2. Where Do We Go from Here? — Despite the loss on this preliminary motion, the plaintiffs are prepared to push forward! According to the Seattle Times:

In a news release, plaintiffs said the lawsuit was “far from over.” They noted a preliminary injunction is hard to obtain and said the case will go on. They’re seeking to show McKenna violated his ethical duties by saying he supports part of the health-care law while arguing in court to overturn all of it.

Well, sure, they want the case to go on. But will it? I sort of doubt it. Generally, after a filing a complaint a plaintiff can move for preliminary (i.e., immediate) relief, which is difficult to obtain due to heightened burdens. If such a motion is denied, then the plaintiff can keep on prosecuting the case, using discovery to collect evidence, and try to win the case at trial.

But here, the Court’s ruling seems to foreclose that result. I would suspect that a motion to dismiss, based in part on the Court’s decision, will be forthcoming from McKenna.

The Court didn’t just conclude that the plaintiffs needed more evidence, or that they had not yet met their burden. Rather, the Court concluded it “lacks authority to second-guess the attorney general’s legal strategy,” and that the Court “does not have a legal basis to grant the requested relief, under a claim for writ of mandamus or under the Declaratory Judgment Act.”
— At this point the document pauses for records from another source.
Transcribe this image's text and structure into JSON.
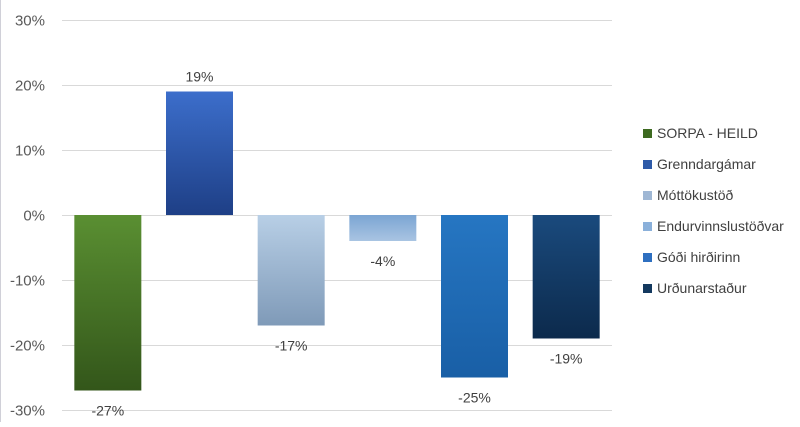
{
  "chart_data": {
    "type": "bar",
    "title": "",
    "xlabel": "",
    "ylabel": "",
    "ylim": [
      -30,
      30
    ],
    "yticks": [
      30,
      20,
      10,
      0,
      -10,
      -20,
      -30
    ],
    "ytick_labels": [
      "30%",
      "20%",
      "10%",
      "0%",
      "-10%",
      "-20%",
      "-30%"
    ],
    "grid": true,
    "legend_position": "right",
    "categories": [
      "SORPA - HEILD",
      "Grenndargámar",
      "Móttökustöð",
      "Endurvinnslustöðvar",
      "Góði hirðirinn",
      "Urðunarstaður"
    ],
    "values": [
      -27,
      19,
      -17,
      -4,
      -25,
      -19
    ],
    "data_labels": [
      "-27%",
      "19%",
      "-17%",
      "-4%",
      "-25%",
      "-19%"
    ],
    "colors": [
      [
        "#5a8f32",
        "#33561a"
      ],
      [
        "#3c6ecb",
        "#1e3f86"
      ],
      [
        "#b8cfe6",
        "#7f9ab8"
      ],
      [
        "#7ba5d3",
        "#a9c4e2"
      ],
      [
        "#2676c2",
        "#195fa6"
      ],
      [
        "#1a4a7d",
        "#0c2a4c"
      ]
    ],
    "legend_colors": [
      "#3d6a20",
      "#2e5aa8",
      "#9fb7d4",
      "#8ab0da",
      "#2e6fc0",
      "#14395f"
    ]
  }
}
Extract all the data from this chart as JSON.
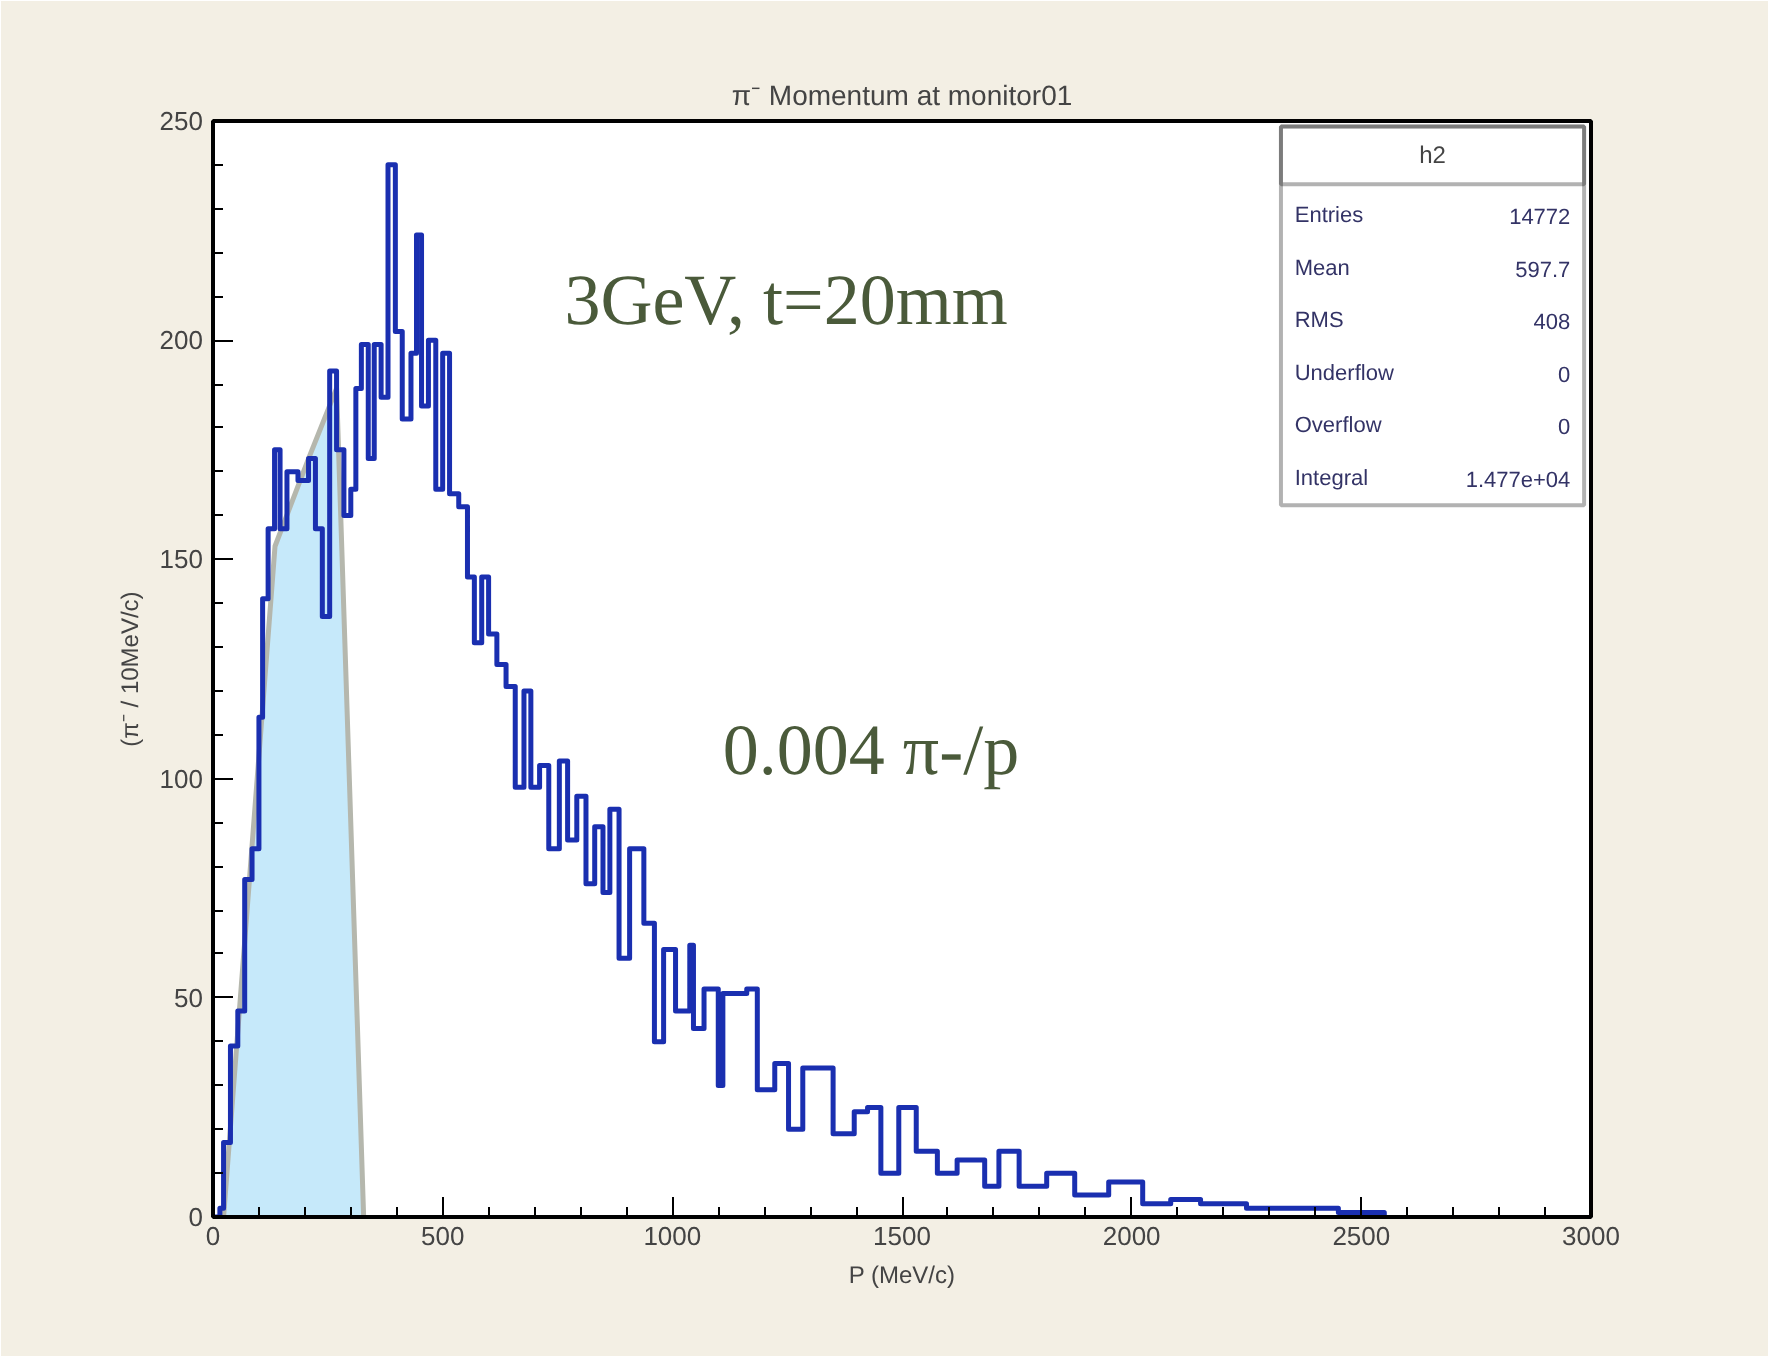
{
  "chart_data": {
    "type": "step",
    "title": "π⁻ Momentum at monitor01",
    "xlabel": "P (MeV/c)",
    "ylabel": "(π⁻ / 10MeV/c)",
    "xlim": [
      0,
      3000
    ],
    "xticks": [
      0,
      500,
      1000,
      1500,
      2000,
      2500,
      3000
    ],
    "ylim": [
      0,
      250
    ],
    "yticks": [
      0,
      50,
      100,
      150,
      200,
      250
    ],
    "grid": false,
    "series": [
      {
        "color": "#1a2fb0",
        "x": [
          0,
          15,
          23,
          38,
          54,
          69,
          85,
          100,
          108,
          120,
          134,
          146,
          161,
          185,
          208,
          223,
          238,
          254,
          269,
          285,
          300,
          311,
          323,
          338,
          351,
          366,
          381,
          397,
          412,
          431,
          443,
          454,
          469,
          485,
          500,
          515,
          535,
          554,
          569,
          585,
          600,
          618,
          638,
          658,
          677,
          692,
          711,
          731,
          754,
          772,
          792,
          812,
          831,
          849,
          864,
          884,
          907,
          938,
          961,
          981,
          1007,
          1038,
          1046,
          1069,
          1100,
          1110,
          1162,
          1185,
          1223,
          1253,
          1284,
          1320,
          1350,
          1396,
          1425,
          1454,
          1493,
          1531,
          1577,
          1620,
          1680,
          1711,
          1755,
          1815,
          1876,
          1950,
          2024,
          2085,
          2150,
          2250,
          2350,
          2450,
          2550
        ],
        "values": [
          0,
          2,
          17,
          39,
          47,
          77,
          84,
          114,
          141,
          157,
          175,
          157,
          170,
          168,
          173,
          157,
          137,
          193,
          175,
          160,
          166,
          189,
          199,
          173,
          199,
          187,
          240,
          202,
          182,
          197,
          224,
          185,
          200,
          166,
          197,
          165,
          162,
          146,
          131,
          146,
          133,
          126,
          121,
          98,
          120,
          98,
          103,
          84,
          104,
          86,
          96,
          76,
          89,
          74,
          93,
          59,
          84,
          67,
          40,
          61,
          47,
          62,
          43,
          52,
          30,
          51,
          52,
          29,
          35,
          20,
          34,
          34,
          19,
          24,
          25,
          10,
          25,
          15,
          10,
          13,
          7,
          15,
          7,
          10,
          5,
          8,
          3,
          4,
          3,
          2,
          2,
          1,
          0
        ]
      },
      {
        "type": "area",
        "color": "#c6e9fa",
        "x": [
          23,
          135,
          208,
          269,
          328
        ],
        "values": [
          0,
          153,
          173,
          189,
          0
        ]
      }
    ],
    "annotations": [
      "3GeV, t=20mm",
      "0.004 π-/p",
      "h2",
      "Entries",
      "14772",
      "Mean",
      "597.7",
      "RMS",
      "408",
      "Underflow",
      "0",
      "Overflow",
      "0",
      "Integral",
      "1.477e+04"
    ]
  }
}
So no relief under mandamus or DJA. Uh oh. That’s pretty much all the plaintiffs ask for! Their first cause of action is for declaratory and injunctive relief; their second cause of action is for mandamus. With those options off the table, what’s left?

Well, the plaintiffs could still seek a declaration that McKenna violated his ethical duties. But even if the Court doesn’t dismiss the plaintiffs’ case on the merits, it is unlikely to entertain a case seeking just a declaration. Courts are not in the business of just declaring rights or violations unless there is some active/live dispute with actual consequences. Once the Supreme Court issues its decision on the ACA case, that’s it, the controversy is over. Whether McKenna violated his ethical obligations would then just be an academic matter. And the courts don’t just sit around deciding academic matters.
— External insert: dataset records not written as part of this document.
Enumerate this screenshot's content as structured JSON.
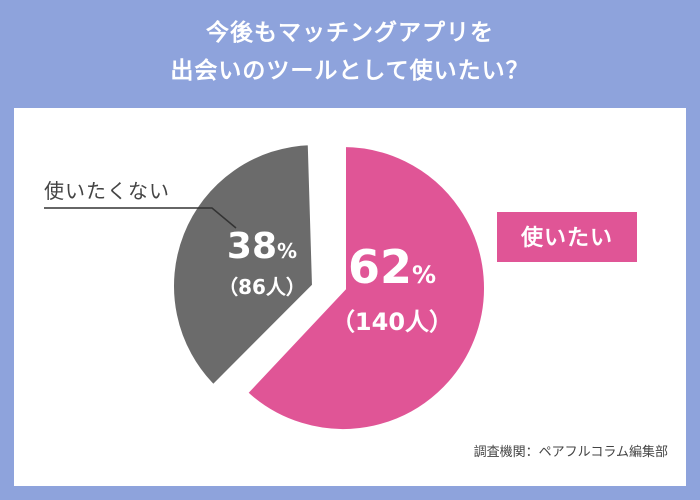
{
  "title_lines": [
    "今後もマッチングアプリを",
    "出会いのツールとして使いたい？"
  ],
  "chart_data": {
    "type": "pie",
    "title": "今後もマッチングアプリを出会いのツールとして使いたい？",
    "slices": [
      {
        "label": "使いたい",
        "percent": 62,
        "count_text": "（140人）",
        "count": 140,
        "color": "#e05596"
      },
      {
        "label": "使いたくない",
        "percent": 38,
        "count_text": "（86人）",
        "count": 86,
        "color": "#6b6b6b"
      }
    ],
    "percent_unit": "%"
  },
  "source": "調査機関：ペアフルコラム編集部",
  "colors": {
    "background": "#8ea3dc",
    "panel": "#ffffff",
    "badge": "#e05596"
  }
}
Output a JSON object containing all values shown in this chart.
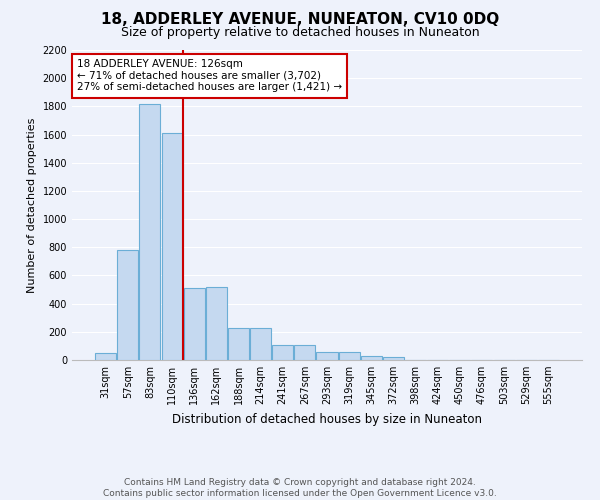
{
  "title": "18, ADDERLEY AVENUE, NUNEATON, CV10 0DQ",
  "subtitle": "Size of property relative to detached houses in Nuneaton",
  "xlabel": "Distribution of detached houses by size in Nuneaton",
  "ylabel": "Number of detached properties",
  "bar_labels": [
    "31sqm",
    "57sqm",
    "83sqm",
    "110sqm",
    "136sqm",
    "162sqm",
    "188sqm",
    "214sqm",
    "241sqm",
    "267sqm",
    "293sqm",
    "319sqm",
    "345sqm",
    "372sqm",
    "398sqm",
    "424sqm",
    "450sqm",
    "476sqm",
    "503sqm",
    "529sqm",
    "555sqm"
  ],
  "bar_values": [
    50,
    780,
    1820,
    1610,
    510,
    520,
    230,
    230,
    105,
    105,
    55,
    55,
    30,
    20,
    0,
    0,
    0,
    0,
    0,
    0,
    0
  ],
  "bar_color": "#c5d9f0",
  "bar_edge_color": "#6baed6",
  "ylim": [
    0,
    2200
  ],
  "yticks": [
    0,
    200,
    400,
    600,
    800,
    1000,
    1200,
    1400,
    1600,
    1800,
    2000,
    2200
  ],
  "red_line_x": 3.5,
  "annotation_text": "18 ADDERLEY AVENUE: 126sqm\n← 71% of detached houses are smaller (3,702)\n27% of semi-detached houses are larger (1,421) →",
  "annotation_box_color": "#ffffff",
  "annotation_border_color": "#cc0000",
  "footer_line1": "Contains HM Land Registry data © Crown copyright and database right 2024.",
  "footer_line2": "Contains public sector information licensed under the Open Government Licence v3.0.",
  "bg_color": "#eef2fb",
  "grid_color": "#ffffff",
  "red_line_color": "#cc0000",
  "title_fontsize": 11,
  "subtitle_fontsize": 9,
  "ylabel_fontsize": 8,
  "xlabel_fontsize": 8.5,
  "tick_fontsize": 7,
  "footer_fontsize": 6.5,
  "annotation_fontsize": 7.5
}
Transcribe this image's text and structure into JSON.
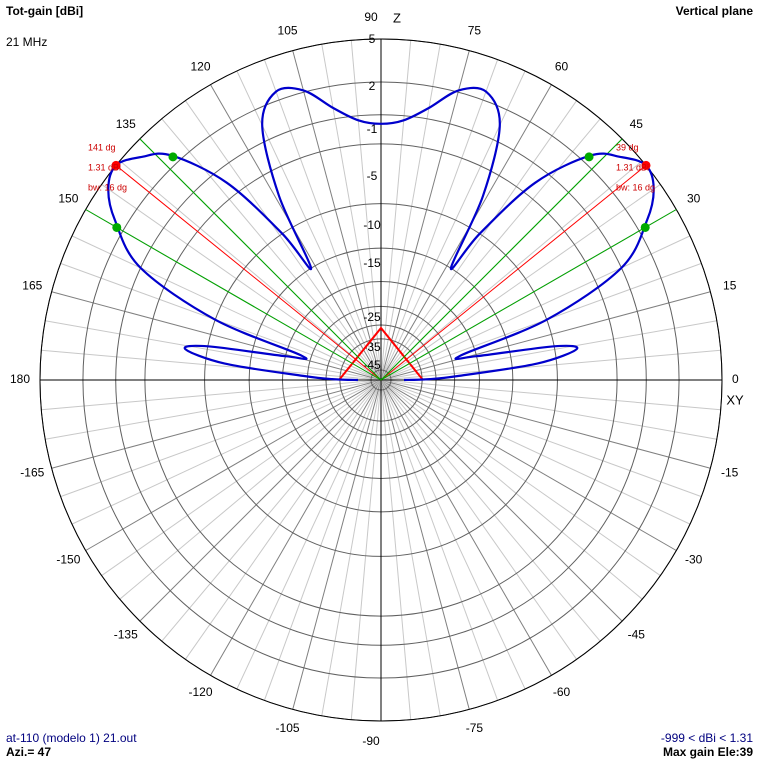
{
  "header": {
    "top_left_title": "Tot-gain [dBi]",
    "top_left_freq": "21 MHz",
    "top_right_title": "Vertical plane"
  },
  "footer": {
    "file": "at-110 (modelo 1) 21.out",
    "azimuth": "Azi.= 47",
    "range": "-999 < dBi < 1.31",
    "max_gain": "Max gain Ele:39"
  },
  "axis_labels": {
    "z": "Z",
    "xy": "XY"
  },
  "colors": {
    "pattern": "#0000cc",
    "max_marker": "#ff0000",
    "bw_marker": "#00aa00",
    "grid": "#c8c8c8",
    "ring": "#606060"
  },
  "chart_data": {
    "type": "polar",
    "plane": "vertical",
    "radial_labels_dbi": [
      "5",
      "2",
      "-1",
      "-5",
      "-10",
      "-15",
      "-25",
      "-35",
      "-45"
    ],
    "angle_labels": [
      {
        "deg": 0,
        "text": "0"
      },
      {
        "deg": 15,
        "text": "15"
      },
      {
        "deg": 30,
        "text": "30"
      },
      {
        "deg": 45,
        "text": "45"
      },
      {
        "deg": 60,
        "text": "60"
      },
      {
        "deg": 75,
        "text": "75"
      },
      {
        "deg": 90,
        "text": "90"
      },
      {
        "deg": 105,
        "text": "105"
      },
      {
        "deg": 120,
        "text": "120"
      },
      {
        "deg": 135,
        "text": "135"
      },
      {
        "deg": 150,
        "text": "150"
      },
      {
        "deg": 165,
        "text": "165"
      },
      {
        "deg": 180,
        "text": "180"
      },
      {
        "deg": -165,
        "text": "-165"
      },
      {
        "deg": -150,
        "text": "-150"
      },
      {
        "deg": -135,
        "text": "-135"
      },
      {
        "deg": -120,
        "text": "-120"
      },
      {
        "deg": -105,
        "text": "-105"
      },
      {
        "deg": -90,
        "text": "-90"
      },
      {
        "deg": -75,
        "text": "-75"
      },
      {
        "deg": -60,
        "text": "-60"
      },
      {
        "deg": -45,
        "text": "-45"
      },
      {
        "deg": -30,
        "text": "-30"
      },
      {
        "deg": -15,
        "text": "-15"
      }
    ],
    "max_gain_dbi": 1.31,
    "max_gain_elevation_deg": 39,
    "beamwidth_deg": 16,
    "beam_annotations": [
      {
        "side": "right",
        "angle": "39 dg",
        "gain": "1.31 dBi",
        "bw": "bw: 16 dg"
      },
      {
        "side": "left",
        "angle": "141 dg",
        "gain": "1.31 dBi",
        "bw": "bw: 16 dg"
      }
    ],
    "pattern_points": [
      {
        "elev": 0,
        "gain": -45
      },
      {
        "elev": 1,
        "gain": -32
      },
      {
        "elev": 3,
        "gain": -24
      },
      {
        "elev": 6,
        "gain": -12
      },
      {
        "elev": 9,
        "gain": -8
      },
      {
        "elev": 11,
        "gain": -10
      },
      {
        "elev": 14,
        "gain": -20
      },
      {
        "elev": 17,
        "gain": -23
      },
      {
        "elev": 20,
        "gain": -10
      },
      {
        "elev": 25,
        "gain": -3
      },
      {
        "elev": 31,
        "gain": -0.3
      },
      {
        "elev": 35,
        "gain": 0.9
      },
      {
        "elev": 39,
        "gain": 1.31
      },
      {
        "elev": 43,
        "gain": 0.6
      },
      {
        "elev": 47,
        "gain": -0.5
      },
      {
        "elev": 52,
        "gain": -4
      },
      {
        "elev": 56,
        "gain": -10
      },
      {
        "elev": 58,
        "gain": -15
      },
      {
        "elev": 61,
        "gain": -7
      },
      {
        "elev": 65,
        "gain": -2
      },
      {
        "elev": 70,
        "gain": -0.5
      },
      {
        "elev": 75,
        "gain": -0.9
      },
      {
        "elev": 80,
        "gain": -2.3
      },
      {
        "elev": 85,
        "gain": -3.3
      },
      {
        "elev": 90,
        "gain": -3.6
      }
    ],
    "red_triangle": [
      {
        "elev": 0,
        "gain": -38
      },
      {
        "elev": 90,
        "gain": -27
      }
    ]
  }
}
Unless, of course, the plaintiffs sued for some sort of monetary damages related to their harm. That would keep the case alive. However, the plaintiffs’ complaint does not seek monetary damages. And even if they did seek such damages, there is absolutely no way they could prove that McKenna’s actions caused their alleged damages. To make such a showing, the plaintiffs would have to prove that the Supreme Court’s ACA decision would have come out differently if McKenna had submitted a “proper” brief arguing for severability. How on earth do you prove that?

So it seems like the plaintiffs are not going to get any relief before the Supreme Court issues its decision in the ACA case. And once that happens, they probably won’t be entitled to any relief whatsoever. My guess is that the case is all but over.